Arts & Entertainment

Testimony of the daughter of an Argentina perpetrator of genocide

By Carmen Jimenez

Buenos Aires, Sep 22 (EFE).- Analia Kalinec discovered at age 25 that the father who spoiled her during her childhood was also responsible for crimes against humanity during the Argentine dictatorship and now she is providing her testimony in a book in which she denounces his crimes and confronts the idea that children owe loyalty to their parents.

“When I answered the telephone and my mom told me that my dad was in prison, I didn’t understand anything. It was about the end of August 2005.” Three years later and after an emotionally costly trial, Analia accepted the acts of genocide committed by her father, former police officer Eduardo Kalinec, known as “Doctor K” and sentenced to life in prison for crimes against humanity.

In an interview with EFE, Analia, a 41-year-old teacher and psychologist, explained what she went through to write her book – “Llevare su nombre” (I’ll take down your name) – published recently by the Marea publishing house and in which she breaks her silence and denounces her father’s crimes.

Three years before her father’s arrest, she began writing a kind of intimate diary for the day in which she would have children of her own, putting the start of the story at the time she met her husband.

After her father was arrested, she first went through a phase of ignorance and then one of denial, “as a defense mechanism against something so disruptive like the image of a genocidal father,” and then an urge to know and to “speak out.”

In 2008, she accepted her father’s status as a genocidal killer and warned that “it’s not something intimate within one family, but rather it has to do with social facts that affected a whole society and an entire people in dealing with crimes against humanity.”

Although she said she understands she is not responsible for the crimes her father committed, she also said that she wanted to do something to somehow pay society back for the “harm (the genocidal killers) have caused.”

The book is a “vital need to seek my place and to denounce my dad’s crimes and to confront the idea that is so ingrained that children owe loyalty to their fathers.

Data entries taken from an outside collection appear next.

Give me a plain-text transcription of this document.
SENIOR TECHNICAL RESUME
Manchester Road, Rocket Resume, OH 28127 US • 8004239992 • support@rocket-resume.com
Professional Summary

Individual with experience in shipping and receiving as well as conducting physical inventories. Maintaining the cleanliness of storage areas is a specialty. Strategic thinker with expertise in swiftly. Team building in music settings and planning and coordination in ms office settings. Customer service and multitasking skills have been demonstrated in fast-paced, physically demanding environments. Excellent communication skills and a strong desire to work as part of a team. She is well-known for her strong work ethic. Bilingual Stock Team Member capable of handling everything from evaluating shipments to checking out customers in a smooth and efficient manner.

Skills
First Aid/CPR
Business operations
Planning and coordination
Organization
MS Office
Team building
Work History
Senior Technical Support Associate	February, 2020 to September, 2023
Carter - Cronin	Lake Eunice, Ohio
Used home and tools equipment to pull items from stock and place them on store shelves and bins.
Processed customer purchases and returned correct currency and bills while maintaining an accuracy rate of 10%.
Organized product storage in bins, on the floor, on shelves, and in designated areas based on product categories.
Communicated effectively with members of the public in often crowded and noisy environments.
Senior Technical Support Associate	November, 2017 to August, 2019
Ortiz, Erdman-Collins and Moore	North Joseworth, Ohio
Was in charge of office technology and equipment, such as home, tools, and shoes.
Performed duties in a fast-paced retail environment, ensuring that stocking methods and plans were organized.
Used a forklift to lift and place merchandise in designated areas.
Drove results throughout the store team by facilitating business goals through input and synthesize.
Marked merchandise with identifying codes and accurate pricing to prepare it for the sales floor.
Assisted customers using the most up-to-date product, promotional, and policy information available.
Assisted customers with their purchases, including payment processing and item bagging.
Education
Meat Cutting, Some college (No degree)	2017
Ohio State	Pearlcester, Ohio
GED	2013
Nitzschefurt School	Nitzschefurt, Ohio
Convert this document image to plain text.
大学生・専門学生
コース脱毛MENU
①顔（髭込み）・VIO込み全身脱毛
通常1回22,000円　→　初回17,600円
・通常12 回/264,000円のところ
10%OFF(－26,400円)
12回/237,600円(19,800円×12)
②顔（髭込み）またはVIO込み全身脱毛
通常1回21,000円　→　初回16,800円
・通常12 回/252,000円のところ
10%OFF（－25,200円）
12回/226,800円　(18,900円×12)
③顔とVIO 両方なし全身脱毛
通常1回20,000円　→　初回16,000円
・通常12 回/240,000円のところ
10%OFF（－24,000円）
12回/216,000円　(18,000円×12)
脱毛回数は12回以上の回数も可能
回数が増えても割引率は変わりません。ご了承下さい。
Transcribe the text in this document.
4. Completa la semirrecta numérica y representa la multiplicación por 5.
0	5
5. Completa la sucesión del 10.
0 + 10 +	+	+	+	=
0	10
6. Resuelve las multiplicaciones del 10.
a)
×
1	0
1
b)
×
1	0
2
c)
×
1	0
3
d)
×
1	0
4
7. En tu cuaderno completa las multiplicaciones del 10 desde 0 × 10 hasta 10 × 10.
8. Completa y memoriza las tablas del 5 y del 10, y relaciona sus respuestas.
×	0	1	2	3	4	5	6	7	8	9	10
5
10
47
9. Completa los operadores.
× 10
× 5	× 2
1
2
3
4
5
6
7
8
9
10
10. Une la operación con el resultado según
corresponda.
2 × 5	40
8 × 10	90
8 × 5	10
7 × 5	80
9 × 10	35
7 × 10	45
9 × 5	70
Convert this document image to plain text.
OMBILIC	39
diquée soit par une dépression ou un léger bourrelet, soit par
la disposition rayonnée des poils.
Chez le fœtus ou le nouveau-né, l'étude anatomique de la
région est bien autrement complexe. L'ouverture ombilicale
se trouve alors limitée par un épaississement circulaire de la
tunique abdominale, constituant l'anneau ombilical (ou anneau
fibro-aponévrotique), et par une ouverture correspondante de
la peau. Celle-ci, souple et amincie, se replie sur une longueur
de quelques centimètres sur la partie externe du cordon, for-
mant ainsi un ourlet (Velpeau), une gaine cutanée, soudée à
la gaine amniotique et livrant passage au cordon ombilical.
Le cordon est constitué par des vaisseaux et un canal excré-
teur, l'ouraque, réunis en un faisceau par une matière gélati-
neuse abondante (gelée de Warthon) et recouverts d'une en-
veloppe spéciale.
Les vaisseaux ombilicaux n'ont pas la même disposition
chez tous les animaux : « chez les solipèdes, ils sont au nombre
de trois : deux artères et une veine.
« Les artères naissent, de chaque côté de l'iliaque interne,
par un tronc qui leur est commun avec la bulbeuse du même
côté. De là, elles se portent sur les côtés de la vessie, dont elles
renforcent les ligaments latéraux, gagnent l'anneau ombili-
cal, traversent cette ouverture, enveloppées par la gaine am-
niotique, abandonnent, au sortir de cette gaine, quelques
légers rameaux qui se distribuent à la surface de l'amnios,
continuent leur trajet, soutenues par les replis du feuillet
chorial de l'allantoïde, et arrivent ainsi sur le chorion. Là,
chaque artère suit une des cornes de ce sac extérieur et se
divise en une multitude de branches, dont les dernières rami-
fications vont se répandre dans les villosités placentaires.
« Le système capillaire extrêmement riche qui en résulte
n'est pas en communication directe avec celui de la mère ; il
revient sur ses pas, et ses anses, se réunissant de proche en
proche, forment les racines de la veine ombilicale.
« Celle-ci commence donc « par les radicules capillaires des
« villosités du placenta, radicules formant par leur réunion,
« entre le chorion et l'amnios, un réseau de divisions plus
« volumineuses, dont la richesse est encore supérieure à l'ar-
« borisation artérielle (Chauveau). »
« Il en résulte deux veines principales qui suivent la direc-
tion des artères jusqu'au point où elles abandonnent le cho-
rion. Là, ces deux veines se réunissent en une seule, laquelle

As a child, one also has the moral duty and the obligation to repudiate the crimes of one’s father, to repudiate their father if he does not repent of his crimes. I’m bearing witness to that.”

In 2017, Analia – along with other children of Argentine repressors – formed the “Disobedient Stories” collective, a pioneer movement to raise their voices against parents for their actions during periods of state terrorism.

Currently, the group has 150 members in Argentina, a relatively small number – she said – if one things that there are more than 1,000 perpetrators of genocide who have been found guilty and sentenced, not to mention all the ongoing trials and all the killers who have died without being brought to justice.

“There are very few of us in proportion to the population of children and families of perpetrators of genocide,” she said.

The movement has spread to other countries like Chile and Brazil, where similar collectives have been formed, and in recent months people have gotten in touch with the group from Uruguay and Paraguay.

The group is currently involved in a process of institutionalization in Argentina, and one of its main demands is that relatives of perpetrators of genocide be allowed to testify in court against their parents, something that is currently prohibited by the Argentine Penal Code, except when the crime was committed against a child or a relative of equal rank within the family.

Thus, they have presented a draft bill so that these articles in the Penal Code may be modified.

Analia said that her book only provides partial closure for a certain phase and that she is continuing to write since her father is still alive and has filed a still-pending lawsuit against her to exclude her from inheriting any of the estate of her mother, who died in 2015.

“I learned to live knowing that there are things for which there are no answers. There’s a required and insistent question pending against my father about the fate of the disappeared and about the babies born in captivity that remains unanswered,” she said.

“I keep hoping for a gesture of humanity on the part of (my) genocidal father,” she added.